8+ years production-level programming experience in GoLang (highly desirable) or another mainstream language (e.g., Python, Java) with a strong willingness to adopt GoLang.
Experience working with high-security compliance frameworks, specifically FedRAMP or other sovereign cloud requirements.
Familiarity with the unique operational challenges of on-premises, hybrid, or air-gapped Kubernetes deployments.
Experience designing advanced CI/CD pipelines (e.g., GitHub Actions) and implementing sophisticated deployment strategies (canary, blue-green, rolling updates).

Responsibilities

Architect and implement robust, scalable telemetry platforms that empower SentinelOne engineers to deploy and monitor features with speed, safety, and reliability.
Act as the primary Subject Matter Expert (SME) and administrator for our core observability stack, including Grafana, Prometheus, Thanos/Mimir/Cortex, and OpenTelemetry (OTEL) pipelines.
Partner strategically with diverse engineering teams across the organization to define platform requirements, ensuring the observability ecosystem evolves ahead of stakeholder needs.
Take complete ownership of critical features, from initial architectural design and requirements refinement through to production deployment and operational maturity.

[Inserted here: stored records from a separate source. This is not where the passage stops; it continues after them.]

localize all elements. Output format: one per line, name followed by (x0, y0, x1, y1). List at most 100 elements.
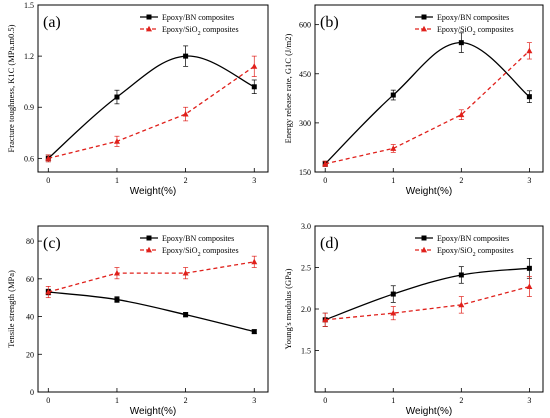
data-point (251, 63, 258, 69)
data-point (114, 297, 120, 303)
data-point (113, 138, 120, 144)
x-tick-label: 3 (527, 396, 531, 405)
chart-panel-3: 0 1 2 3 0 20 40 60 80 Weight(%) Tensile strength (… (6, 225, 269, 417)
legend-marker (146, 14, 152, 20)
panel-label: (a) (43, 14, 61, 31)
x-tick-label: 2 (184, 176, 188, 185)
y-tick-label: 2.0 (301, 305, 311, 314)
series-line (48, 291, 255, 333)
y-tick-label: 60 (26, 275, 34, 284)
x-tick-label: 0 (46, 176, 50, 185)
x-tick-label: 3 (252, 396, 256, 405)
y-tick-label: 2.5 (301, 264, 311, 273)
data-point (526, 47, 533, 54)
data-point (45, 288, 52, 295)
data-point (526, 265, 532, 271)
x-axis-label: Weight(%) (130, 406, 177, 417)
chart-panel-1: 0 1 2 3 0.6 0.9 1.2 1.5 Weight(%) Fracture toughn… (6, 1, 269, 197)
y-tick-label: 0.6 (24, 154, 34, 163)
y-tick-label: 40 (26, 313, 34, 322)
x-tick-label: 0 (46, 396, 50, 405)
chart-panel-2: 0 1 2 3 150 300 450 600 Weight(%) Energy release … (283, 4, 544, 197)
x-axis-label: Weight(%) (406, 186, 453, 197)
y-tick-label: 1.2 (24, 52, 34, 61)
data-point (182, 269, 189, 276)
y-tick-label: 1.5 (24, 1, 34, 10)
y-tick-label: 150 (299, 168, 311, 177)
data-point (182, 110, 189, 117)
legend-entry: Epoxy/SiO2 composites (437, 25, 514, 37)
legend-marker (421, 14, 427, 20)
y-axis-label: Energy release rate, G1C (J/m2) (283, 34, 293, 144)
data-point (322, 316, 329, 323)
data-point (251, 329, 257, 335)
x-tick-label: 0 (323, 396, 327, 405)
data-point (526, 94, 532, 100)
y-tick-label: 0 (30, 388, 34, 397)
data-point (45, 155, 52, 161)
series-line (47, 55, 255, 159)
x-tick-label: 2 (459, 396, 463, 405)
series-line (325, 285, 530, 321)
y-axis-label: Young's modulus (GPa) (283, 268, 293, 349)
data-point (458, 272, 464, 278)
y-tick-label: 1.5 (301, 347, 311, 356)
legend-entry: Epoxy/BN composites (162, 13, 234, 22)
data-point (251, 258, 258, 265)
data-point (114, 94, 120, 100)
y-tick-label: 450 (299, 70, 311, 79)
legend-marker (421, 25, 427, 32)
legend-entry: Epoxy/SiO2 composites (437, 246, 514, 258)
data-point (390, 309, 397, 316)
plot-frame (314, 4, 544, 173)
y-tick-label: 20 (26, 350, 34, 359)
data-point (390, 92, 396, 98)
x-axis-label: Weight(%) (406, 406, 453, 417)
legend-marker (146, 25, 152, 32)
panel-label: (d) (320, 235, 339, 252)
y-tick-label: 600 (299, 21, 311, 30)
legend-marker (421, 235, 427, 241)
x-tick-label: 3 (527, 176, 531, 185)
legend-entry: Epoxy/BN composites (437, 13, 509, 22)
x-tick-label: 1 (115, 396, 119, 405)
legend-marker (146, 246, 152, 253)
y-axis-label: Fracture toughness, K1C (MPa.m0.5) (6, 24, 16, 152)
data-point (390, 145, 397, 151)
x-tick-label: 2 (184, 396, 188, 405)
data-point (113, 269, 120, 276)
panel-label: (c) (43, 235, 61, 252)
y-tick-label: 3.0 (301, 222, 311, 231)
data-point (390, 291, 396, 297)
x-tick-label: 1 (391, 176, 395, 185)
x-tick-label: 0 (323, 176, 327, 185)
plot-frame (37, 4, 269, 173)
data-point (458, 111, 465, 118)
data-point (458, 301, 465, 308)
chart-panel-4: 0 1 2 3 1.5 2.0 2.5 3.0 Weight(%) Young's modulus… (283, 222, 544, 417)
series-line (48, 261, 255, 293)
y-axis-label: Tensile strength (MPa) (6, 270, 16, 348)
legend-entry: Epoxy/BN composites (437, 234, 509, 243)
data-point (251, 84, 257, 90)
x-tick-label: 1 (115, 176, 119, 185)
data-point (183, 312, 189, 318)
x-tick-label: 2 (459, 176, 463, 185)
panel-label: (b) (320, 14, 339, 31)
x-tick-label: 1 (391, 396, 395, 405)
series-line (324, 42, 530, 165)
legend-entry: Epoxy/BN composites (162, 234, 234, 243)
data-point (322, 160, 329, 167)
plot-frame (37, 225, 269, 393)
series-line (48, 65, 255, 159)
x-axis-label: Weight(%) (130, 186, 177, 197)
data-point (458, 40, 464, 46)
legend-marker (421, 246, 427, 253)
series-line (325, 50, 530, 165)
x-tick-label: 3 (252, 176, 256, 185)
data-point (526, 283, 533, 289)
series-line (324, 267, 530, 321)
legend-marker (146, 235, 152, 241)
y-tick-label: 0.9 (24, 103, 34, 112)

Drive exemplary operational efficiency for critical observability services across AWS and GCP, meticulously balancing unwavering system reliability with smart cloud cost-optimization.
Build robust automation and self-service tooling to drastically reduce operational toil, optimize resource utilization, and minimize pager fatigue.
Drive the deployment, maintenance, and compliance of observability systems in critical, high-security environments, including FedRAMP and air-gapped deployments.
Cultivate platform transparency and reliability by rigorously implementing IaC (Terraform/Ansible) and standardizing industry best practices.
Elevate engineering quality by mentoring team members, leading comprehensive technical design and code reviews, and providing constructive feedback that fosters growth.
Lead the swift resolution of highly complex production incidents, perform thorough root-cause analyses, and participate in on-call rotations to ensure peak system integrity.